I talked to my four year old about George Floyd. Appropriately of course, but he needs to know what’s happening in the world he has been born into. Black kids, Māori kids, racial minority kids across the world are raised to not wear their hoods up, to not look threatening, to not speak loudly, to not get arrested, to not get shot. We need to raise white kids not just with kindness and empathy but with a little bit of outrage now. The same outrage people of colour have had for generations. Rioting and setting fire to stuff is actually understandable when nothing else has worked. But that won’t work either, especially with the deleterious, narcissistic and frankly frightening leadership in the US at the moment.
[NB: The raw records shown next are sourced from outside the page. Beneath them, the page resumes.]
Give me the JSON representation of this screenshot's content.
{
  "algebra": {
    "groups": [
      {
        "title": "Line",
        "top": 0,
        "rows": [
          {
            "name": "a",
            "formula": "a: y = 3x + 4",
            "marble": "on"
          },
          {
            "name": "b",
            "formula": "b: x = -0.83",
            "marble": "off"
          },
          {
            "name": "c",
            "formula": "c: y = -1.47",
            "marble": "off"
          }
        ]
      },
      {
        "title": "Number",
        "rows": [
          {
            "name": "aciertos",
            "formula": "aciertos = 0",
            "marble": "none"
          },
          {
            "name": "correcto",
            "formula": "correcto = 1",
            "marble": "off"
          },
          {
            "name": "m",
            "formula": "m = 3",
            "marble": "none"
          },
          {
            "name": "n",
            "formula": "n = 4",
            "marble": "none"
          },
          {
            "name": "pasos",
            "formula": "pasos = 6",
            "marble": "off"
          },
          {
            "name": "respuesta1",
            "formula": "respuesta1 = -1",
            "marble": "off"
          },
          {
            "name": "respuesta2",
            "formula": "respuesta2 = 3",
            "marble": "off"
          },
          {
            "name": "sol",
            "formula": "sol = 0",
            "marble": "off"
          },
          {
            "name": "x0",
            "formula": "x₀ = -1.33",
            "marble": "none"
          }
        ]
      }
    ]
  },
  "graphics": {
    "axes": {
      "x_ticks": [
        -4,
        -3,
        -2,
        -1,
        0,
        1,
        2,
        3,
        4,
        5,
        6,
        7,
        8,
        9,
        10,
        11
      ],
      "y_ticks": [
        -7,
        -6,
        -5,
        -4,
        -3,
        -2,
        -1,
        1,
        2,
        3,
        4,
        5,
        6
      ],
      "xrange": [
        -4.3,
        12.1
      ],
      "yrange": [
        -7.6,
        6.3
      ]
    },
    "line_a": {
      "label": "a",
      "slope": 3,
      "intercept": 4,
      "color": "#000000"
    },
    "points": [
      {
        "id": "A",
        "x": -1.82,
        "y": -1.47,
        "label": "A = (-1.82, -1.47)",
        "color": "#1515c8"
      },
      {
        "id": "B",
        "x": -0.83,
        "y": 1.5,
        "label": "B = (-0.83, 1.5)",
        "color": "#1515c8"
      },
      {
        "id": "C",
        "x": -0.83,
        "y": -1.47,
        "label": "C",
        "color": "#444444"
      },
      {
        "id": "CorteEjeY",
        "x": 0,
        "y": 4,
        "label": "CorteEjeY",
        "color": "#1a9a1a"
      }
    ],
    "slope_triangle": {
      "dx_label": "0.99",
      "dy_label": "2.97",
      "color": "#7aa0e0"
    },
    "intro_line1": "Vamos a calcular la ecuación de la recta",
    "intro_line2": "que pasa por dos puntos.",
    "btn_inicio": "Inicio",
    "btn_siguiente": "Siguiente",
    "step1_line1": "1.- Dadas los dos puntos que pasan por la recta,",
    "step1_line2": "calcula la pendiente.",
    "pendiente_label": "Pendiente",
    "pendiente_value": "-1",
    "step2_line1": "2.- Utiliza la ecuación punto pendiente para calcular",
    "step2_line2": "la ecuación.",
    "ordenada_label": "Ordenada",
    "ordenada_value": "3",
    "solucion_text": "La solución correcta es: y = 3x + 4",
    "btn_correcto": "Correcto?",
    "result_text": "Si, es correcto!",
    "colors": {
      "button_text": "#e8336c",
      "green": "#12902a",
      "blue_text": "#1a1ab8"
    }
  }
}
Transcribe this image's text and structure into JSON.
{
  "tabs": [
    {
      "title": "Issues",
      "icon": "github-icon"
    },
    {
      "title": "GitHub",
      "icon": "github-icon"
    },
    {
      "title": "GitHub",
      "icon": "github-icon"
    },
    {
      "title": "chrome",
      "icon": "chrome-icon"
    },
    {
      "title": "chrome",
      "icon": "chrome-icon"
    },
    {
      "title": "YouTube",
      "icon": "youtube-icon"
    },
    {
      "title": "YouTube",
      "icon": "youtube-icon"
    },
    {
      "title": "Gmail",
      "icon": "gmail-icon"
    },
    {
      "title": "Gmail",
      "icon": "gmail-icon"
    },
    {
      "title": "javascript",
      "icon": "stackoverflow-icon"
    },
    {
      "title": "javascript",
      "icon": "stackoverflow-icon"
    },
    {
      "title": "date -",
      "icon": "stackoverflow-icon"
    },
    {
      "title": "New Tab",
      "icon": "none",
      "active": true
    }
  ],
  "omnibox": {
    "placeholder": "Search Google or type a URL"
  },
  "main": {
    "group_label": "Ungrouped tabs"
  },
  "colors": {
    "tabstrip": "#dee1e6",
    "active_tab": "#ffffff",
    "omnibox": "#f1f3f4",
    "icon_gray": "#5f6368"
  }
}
Kids need to have constant conversations about inequality, privilege, bias, sexism, racism, exclusion – we need to raise a generation of white kids who are actively anti-racist – who won’t purposely capitalise on white privilege, but who feel outraged that such things exist. 

Check your kids’ books, TV shows and films; you might suddenly become aware of how white and how male they are which is a dangerous impression to give our kids of the world. Give them a diverse lens through which to view society.

Check your work and social network over the last couple of weeks; how many people have you spent time with you who look, think and sound differently to you and your family? Listen to people of colour, ask questions, connect and learn. If we get to know people who are different to ourselves, prejudice diminishes. In parts of New Zealand you have to work quite hard to create diverse networks but we’re not enhancing the world if we don’t make that effort.

We’ve been having the same conversations for years about this, it’s time to not just look away when someone makes a racist joke, racially stereotypes, or casts aside a CV with the name Mohammed, we have to call this stuff out. George Floyd can’t just be one more name we add to a list of people killed due to the colour of their skin. We can no longer ride on the coat tails of privilege, it is our duty to move this mountain of prejudice, one stone at a time. We all have the strength, capacity and love to be anti-racists.